Layer 3: TextMateSharp Integration
TextMateSharp provides broad language support using Visual Studio Code's grammar definitions, offering server-side highlighting for 49+ programming languages.
Language Coverage
Web Technologies
- Frontend: HTML, CSS, SCSS, Less, JavaScript, TypeScript
- Data: JSON, XML, YAML
- Templates: Handlebars, Pug, Razor
Systems Programming
- Native: C, C++, Rust, Go, Swift, Objective-C
- Managed: Java, Kotlin, Dart, Pascal
Scripting & Dynamic
- Python: Full Python 3 syntax support
- Ruby: Including Rails-specific highlighting
- PHP: Web-focused syntax highlighting
- PowerShell: Windows scripting support
- Lua: Lightweight scripting language
- R: Statistical computing language
Functional Programming
- F#: .NET functional language
- Clojure: JVM-based Lisp dialect
- Julia: Scientific computing language
Documentation & Markup
- Markdown: Including extensions and frontmatter
- LaTeX: Mathematical typesetting
- AsciiDoc: Technical documentation
- Typst: Modern markup language
Specialized Languages
- HLSL/ShaderLab: Graphics programming
- SQL: Database queries
- Groovy: JVM scripting
- Dockerfile: Container definitions
Fallback Behavior
When a requested language isn't found:
- Scope Name Generation: Tries
source.{language}pattern - Alias Resolution: Attempts common language aliases
- Plain Text Fallback: Renders as plain code block if no grammar is found
Layer 4: Client-Side Highlight.js (Fallback)

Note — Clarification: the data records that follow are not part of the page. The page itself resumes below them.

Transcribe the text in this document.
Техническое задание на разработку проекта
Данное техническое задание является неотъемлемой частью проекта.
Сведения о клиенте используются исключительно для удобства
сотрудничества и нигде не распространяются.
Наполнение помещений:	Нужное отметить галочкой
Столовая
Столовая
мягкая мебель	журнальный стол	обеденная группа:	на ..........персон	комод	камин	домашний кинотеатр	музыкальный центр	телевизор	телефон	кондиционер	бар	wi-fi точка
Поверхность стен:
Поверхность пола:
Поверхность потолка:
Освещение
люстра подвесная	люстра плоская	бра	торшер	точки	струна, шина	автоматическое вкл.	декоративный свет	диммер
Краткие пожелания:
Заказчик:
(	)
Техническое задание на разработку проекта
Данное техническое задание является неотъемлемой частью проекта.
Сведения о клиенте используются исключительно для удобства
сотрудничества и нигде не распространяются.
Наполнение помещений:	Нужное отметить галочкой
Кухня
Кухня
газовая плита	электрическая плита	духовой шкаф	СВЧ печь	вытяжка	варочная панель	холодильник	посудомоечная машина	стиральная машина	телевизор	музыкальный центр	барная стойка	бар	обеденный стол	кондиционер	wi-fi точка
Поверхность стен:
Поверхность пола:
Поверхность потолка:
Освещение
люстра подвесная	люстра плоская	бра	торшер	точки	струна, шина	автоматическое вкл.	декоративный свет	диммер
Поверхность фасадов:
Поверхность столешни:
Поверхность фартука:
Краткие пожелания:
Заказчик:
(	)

When server-side highlighting isn't available, the system falls back to client-side Highlight.js for maximum language compatibility.
Pre-loaded Languages (23)
High-frequency languages loaded immediately:
- Web:
javascript,typescript,css,html,xml,json,yaml - Systems:
cpp,c,rust,go,java,kotlin,swift - Scripting:
python,php,ruby,bash,shell - Data:
sql,markdown - .NET:
csharp
Dynamic Loading
For uncommon languages, Highlight.js loads additional grammars from CDN:
// Lazy load additional languages from CDN
const response = await fetch(`https://cdn.jsdelivr.net/npm/highlight.js@11/lib/languages/${language}.min.js`);
This provides access to 190+ languages without increasing initial bundle size.
Summary
MyLittleContentEngine's syntax highlighting system provides comprehensive language support through a multi-layered architecture with 52+ server-side languages and 190+ client-side languages for maximum compatibility.